How limited am I to my company’s 401K options?
MICHAEL PELLEGRINO: Unfortunately, you probably are relatively limited. Most people only have a few options available when they sign on to a company 401(k) plan. If you do enroll, it’s crucial that you contribute — and if your employer offers a match, take them up on it! That’s free money in your account. Aside from that, I’d suggest working with an advisor to see if you’re eligible to make an IRA or Roth contribution.
ANTHONY PELLEGRINO: Another factor to consider is age. Most people assume that they can’t touch their 401(k) while they’re working, but you have more options once you reach 59.5 years of age. If you’re still working and contributing at that point, a fiduciary could help you put together an in-service rollover. You can go in and access some part or all of your 401(k) and then roll over those funds to an IRA. At that point, you have more options for your investment — and you don’t have to stop contributing to your 401(k), either! You’ll have two buckets to grow your investment, instead of one.
Should I leave my old 401k with my past employer?
MICHAEL PELLEGRINO: That’s one option, but you may have others. It’s important to look at the specifics of your 401(k) before you make any decisions. Again, though, an employer-sponsored plan is going to limit your options.
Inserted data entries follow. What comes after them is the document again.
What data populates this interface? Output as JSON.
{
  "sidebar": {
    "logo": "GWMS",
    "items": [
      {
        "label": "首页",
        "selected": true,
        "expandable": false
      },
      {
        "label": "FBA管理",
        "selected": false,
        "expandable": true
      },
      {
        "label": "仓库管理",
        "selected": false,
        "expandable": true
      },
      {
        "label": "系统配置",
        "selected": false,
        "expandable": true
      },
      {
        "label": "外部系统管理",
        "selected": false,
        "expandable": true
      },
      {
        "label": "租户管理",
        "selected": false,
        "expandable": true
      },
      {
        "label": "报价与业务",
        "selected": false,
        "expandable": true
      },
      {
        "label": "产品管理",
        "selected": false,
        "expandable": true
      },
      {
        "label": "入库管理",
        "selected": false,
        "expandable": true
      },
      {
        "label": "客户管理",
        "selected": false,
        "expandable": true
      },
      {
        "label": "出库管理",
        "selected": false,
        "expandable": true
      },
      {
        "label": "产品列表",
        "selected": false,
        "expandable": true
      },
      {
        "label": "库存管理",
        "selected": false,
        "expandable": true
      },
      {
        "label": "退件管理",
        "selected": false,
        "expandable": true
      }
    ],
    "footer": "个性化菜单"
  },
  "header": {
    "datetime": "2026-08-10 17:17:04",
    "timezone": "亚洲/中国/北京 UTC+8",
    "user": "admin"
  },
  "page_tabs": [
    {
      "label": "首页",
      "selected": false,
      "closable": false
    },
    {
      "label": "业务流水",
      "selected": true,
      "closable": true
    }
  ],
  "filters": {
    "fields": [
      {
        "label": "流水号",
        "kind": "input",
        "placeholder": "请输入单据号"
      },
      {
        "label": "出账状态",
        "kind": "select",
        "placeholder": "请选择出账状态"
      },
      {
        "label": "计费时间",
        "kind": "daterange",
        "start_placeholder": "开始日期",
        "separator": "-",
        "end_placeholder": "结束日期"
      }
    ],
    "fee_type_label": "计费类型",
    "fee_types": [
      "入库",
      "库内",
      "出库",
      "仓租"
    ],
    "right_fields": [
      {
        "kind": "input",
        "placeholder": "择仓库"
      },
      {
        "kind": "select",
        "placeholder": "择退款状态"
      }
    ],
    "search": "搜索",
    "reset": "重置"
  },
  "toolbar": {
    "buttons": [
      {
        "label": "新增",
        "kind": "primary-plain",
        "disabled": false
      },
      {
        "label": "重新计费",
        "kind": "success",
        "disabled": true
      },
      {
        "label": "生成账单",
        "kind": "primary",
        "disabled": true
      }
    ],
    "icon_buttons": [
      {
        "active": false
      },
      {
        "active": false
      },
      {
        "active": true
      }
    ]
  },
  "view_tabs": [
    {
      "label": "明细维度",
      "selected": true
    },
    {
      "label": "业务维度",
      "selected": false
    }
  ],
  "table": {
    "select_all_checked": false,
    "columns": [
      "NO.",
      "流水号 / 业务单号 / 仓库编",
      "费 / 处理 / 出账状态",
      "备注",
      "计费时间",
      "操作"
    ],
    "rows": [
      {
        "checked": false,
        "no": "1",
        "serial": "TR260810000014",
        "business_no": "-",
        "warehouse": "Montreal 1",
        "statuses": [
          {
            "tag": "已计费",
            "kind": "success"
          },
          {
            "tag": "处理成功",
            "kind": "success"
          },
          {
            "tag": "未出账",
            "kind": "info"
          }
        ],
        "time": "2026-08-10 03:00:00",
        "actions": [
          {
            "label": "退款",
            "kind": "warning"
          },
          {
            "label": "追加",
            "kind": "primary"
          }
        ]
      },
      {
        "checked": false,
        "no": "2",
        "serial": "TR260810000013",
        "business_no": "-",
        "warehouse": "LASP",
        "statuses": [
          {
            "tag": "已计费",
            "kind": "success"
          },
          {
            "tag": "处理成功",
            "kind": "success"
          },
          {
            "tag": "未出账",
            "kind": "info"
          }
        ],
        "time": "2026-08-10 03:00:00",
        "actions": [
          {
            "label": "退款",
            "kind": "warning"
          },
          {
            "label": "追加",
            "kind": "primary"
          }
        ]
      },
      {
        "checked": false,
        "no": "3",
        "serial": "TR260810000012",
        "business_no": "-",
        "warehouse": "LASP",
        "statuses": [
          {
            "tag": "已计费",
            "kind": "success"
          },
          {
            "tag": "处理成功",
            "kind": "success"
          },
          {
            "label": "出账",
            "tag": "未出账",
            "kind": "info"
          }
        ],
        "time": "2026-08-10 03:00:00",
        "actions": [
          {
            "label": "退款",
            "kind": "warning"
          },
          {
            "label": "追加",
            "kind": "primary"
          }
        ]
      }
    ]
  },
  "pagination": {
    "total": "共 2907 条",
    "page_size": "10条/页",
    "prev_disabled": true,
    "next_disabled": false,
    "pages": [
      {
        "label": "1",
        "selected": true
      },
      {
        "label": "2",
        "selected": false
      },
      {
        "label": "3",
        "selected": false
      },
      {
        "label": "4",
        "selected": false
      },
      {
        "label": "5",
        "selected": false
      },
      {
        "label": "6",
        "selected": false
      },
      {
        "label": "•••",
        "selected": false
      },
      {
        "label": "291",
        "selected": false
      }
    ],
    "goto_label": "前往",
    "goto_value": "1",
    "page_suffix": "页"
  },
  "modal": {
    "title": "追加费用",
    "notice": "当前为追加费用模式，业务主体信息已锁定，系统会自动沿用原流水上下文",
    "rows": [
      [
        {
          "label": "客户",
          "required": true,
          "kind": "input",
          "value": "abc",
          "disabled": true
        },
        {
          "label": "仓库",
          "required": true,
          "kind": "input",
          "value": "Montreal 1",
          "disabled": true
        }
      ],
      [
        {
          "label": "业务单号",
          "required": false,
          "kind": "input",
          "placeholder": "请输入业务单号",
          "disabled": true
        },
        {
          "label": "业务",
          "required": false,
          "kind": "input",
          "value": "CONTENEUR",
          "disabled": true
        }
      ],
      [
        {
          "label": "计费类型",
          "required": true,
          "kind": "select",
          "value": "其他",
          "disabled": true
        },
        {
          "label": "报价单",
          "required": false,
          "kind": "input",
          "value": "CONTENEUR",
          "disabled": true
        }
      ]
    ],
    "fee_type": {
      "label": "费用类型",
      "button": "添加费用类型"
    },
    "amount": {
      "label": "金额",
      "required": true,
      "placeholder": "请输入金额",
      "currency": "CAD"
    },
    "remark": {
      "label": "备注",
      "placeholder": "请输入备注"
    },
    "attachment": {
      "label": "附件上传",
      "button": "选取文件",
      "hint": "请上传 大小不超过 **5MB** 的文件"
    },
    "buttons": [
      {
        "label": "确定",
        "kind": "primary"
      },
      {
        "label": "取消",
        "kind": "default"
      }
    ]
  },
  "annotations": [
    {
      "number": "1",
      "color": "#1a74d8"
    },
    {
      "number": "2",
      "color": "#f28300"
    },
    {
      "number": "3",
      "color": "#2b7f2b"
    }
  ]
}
It might be worth looking into rolling the money over into other investment vehicles — an IRA account, for example.
Should I take out money from my pension fund from a previous employer, or should I leave it there to grow over time?
ANTHONY PELLEGRINO: Those of us at Goldstone Financial Group specialize in these “lump-sum pension option rollovers.” People come to us all the time to ask about lump-sum buyouts, wondering whether they should take their pension money out all at once or access it in installments as “income” in retirement. In our view, a pension is just a large annuity. Once you start drawing income, you give up all access to its liquidity. You’re locked into that model, and you have no way to move the money you’ve saved into other investment vehicles. Worse, a pension does not come with death benefits — if a retiree were to pass on after spending decades with a company, their family would get nothing.
MICHAEL PELLEGRINO: As fiduciaries, we can create a comparison of your options and help you determine whether you should keep your 401(k) as is or roll those funds over into another investment vehicle.